11.11.2011

Moist and Flavorful Thanksgiving Turkey


Turkey is equal parts art and science,
so experiment and get creative.
Elements of Thanksgiving vary between families, but most agree on one thing: turkey.  Many people would follow that rule with the plea, "please don't make it dry," as the image of the National Lampoon's Christmas Vacation....or their mother-in-law's.....turkey causes a lump of dread in their throat.

If you are not the turkey maker, your fate lies in the hands of others, but if you hold responsibility for the bird this year, here is your chance to be the hero with a beautiful, moist and flavorful turkey.  Luckily, the secret is one word long and takes about as long to prepare as to say: brine.

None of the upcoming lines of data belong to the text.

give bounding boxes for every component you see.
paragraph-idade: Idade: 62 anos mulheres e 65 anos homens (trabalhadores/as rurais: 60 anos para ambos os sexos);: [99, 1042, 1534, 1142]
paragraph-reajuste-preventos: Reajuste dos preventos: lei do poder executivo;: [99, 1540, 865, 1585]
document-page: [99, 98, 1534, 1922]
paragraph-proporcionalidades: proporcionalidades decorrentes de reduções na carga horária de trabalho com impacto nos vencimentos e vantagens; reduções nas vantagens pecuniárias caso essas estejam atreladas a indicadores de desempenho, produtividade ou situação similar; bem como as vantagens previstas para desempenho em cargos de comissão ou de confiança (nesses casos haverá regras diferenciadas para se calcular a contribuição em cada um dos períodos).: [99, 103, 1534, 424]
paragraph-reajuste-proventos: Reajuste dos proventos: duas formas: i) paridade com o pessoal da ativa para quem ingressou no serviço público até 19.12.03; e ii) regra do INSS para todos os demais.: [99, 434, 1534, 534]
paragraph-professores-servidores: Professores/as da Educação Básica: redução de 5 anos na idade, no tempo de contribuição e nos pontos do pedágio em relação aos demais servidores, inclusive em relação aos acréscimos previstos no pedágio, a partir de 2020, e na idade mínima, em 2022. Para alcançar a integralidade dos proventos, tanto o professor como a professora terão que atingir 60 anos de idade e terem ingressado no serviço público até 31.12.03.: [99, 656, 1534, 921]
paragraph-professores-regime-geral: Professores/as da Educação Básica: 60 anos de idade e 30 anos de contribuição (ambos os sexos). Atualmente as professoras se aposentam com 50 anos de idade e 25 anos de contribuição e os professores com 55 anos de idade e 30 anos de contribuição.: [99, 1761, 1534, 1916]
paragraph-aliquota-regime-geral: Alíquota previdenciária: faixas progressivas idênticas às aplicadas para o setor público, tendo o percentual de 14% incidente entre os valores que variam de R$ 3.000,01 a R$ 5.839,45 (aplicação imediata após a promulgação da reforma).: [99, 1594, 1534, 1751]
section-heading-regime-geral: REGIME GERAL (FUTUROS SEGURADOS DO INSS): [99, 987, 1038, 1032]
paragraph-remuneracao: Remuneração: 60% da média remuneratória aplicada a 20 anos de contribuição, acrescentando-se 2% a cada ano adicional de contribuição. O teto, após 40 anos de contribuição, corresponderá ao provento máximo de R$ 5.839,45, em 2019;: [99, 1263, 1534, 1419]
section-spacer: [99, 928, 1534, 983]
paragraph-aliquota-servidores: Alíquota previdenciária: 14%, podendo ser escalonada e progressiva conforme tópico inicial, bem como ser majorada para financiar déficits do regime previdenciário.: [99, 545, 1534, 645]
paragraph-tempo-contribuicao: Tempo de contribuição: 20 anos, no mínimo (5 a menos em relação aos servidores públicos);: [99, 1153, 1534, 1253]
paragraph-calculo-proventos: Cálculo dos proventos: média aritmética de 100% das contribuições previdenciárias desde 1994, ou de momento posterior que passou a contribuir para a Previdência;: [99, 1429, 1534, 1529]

Brine is basically a meat bath of salt, water, and sometimes sugar.  If you want to understand what it does and why it works, check out this great article, but if you just want to know the best brine for turkey, which handily, is located just above the best recipe for turkey, simply follow the directions of Alton Brown.  I will admit that I have never used the candied ginger, as I am not a ginger fan and thus never have it to include it, but other than that, I follow it to the letter with amazing results.

I have made a variation of this recipe for years, but my favorite recipe prior to Brown's was Cajun cook Justin Wilson's recipe, which I incorporate into Brown's recipe by making a rub for the turkey that includes 1 part black pepper, 1 part cayenne or paprika, and 1part kosher salt, which is rubbed all over the bird, including under the skin, where possible, and in the cavity prior to stuffing.  It is messy, but it will give the turkey a beautiful color.  Also, to Brown's list of aromatics, I add a few whole, smashed cloves of garlic, as I think everything taste better with garlic.

Finally, the method of cooking.  Growing up, my dad had a smoker, so Thanksgiving started around 3am, but no one complained, as the turkey was over-the-top delicious (plus, who doesn't have a nap built into Thanksgiving Day?).  If you have a smoker, in your water pan, add a chopped green pepper, onion, orange peel (optional), and some liquid smoke, for an added punch, but if you do not have a smoker, our favorite family friend, who happens to be a butcher, trained by the CIA, once told us that if he could cook a turkey in any way, it would be on the grill, so last year, we cooked our turkey on the grill for 75% of its cooking time and finished it in the oven, just to make sure that it was cooked through.  The butcher did not lie; the grill produced a tasty turkey.

Turkey is equal part art and science, so do not be afraid to experiment; it will make the turkey uniquely yours and will kick your Thanksgiving off with the empowering rush that only comes from the feeling of knowing that you just might be a culinary genius.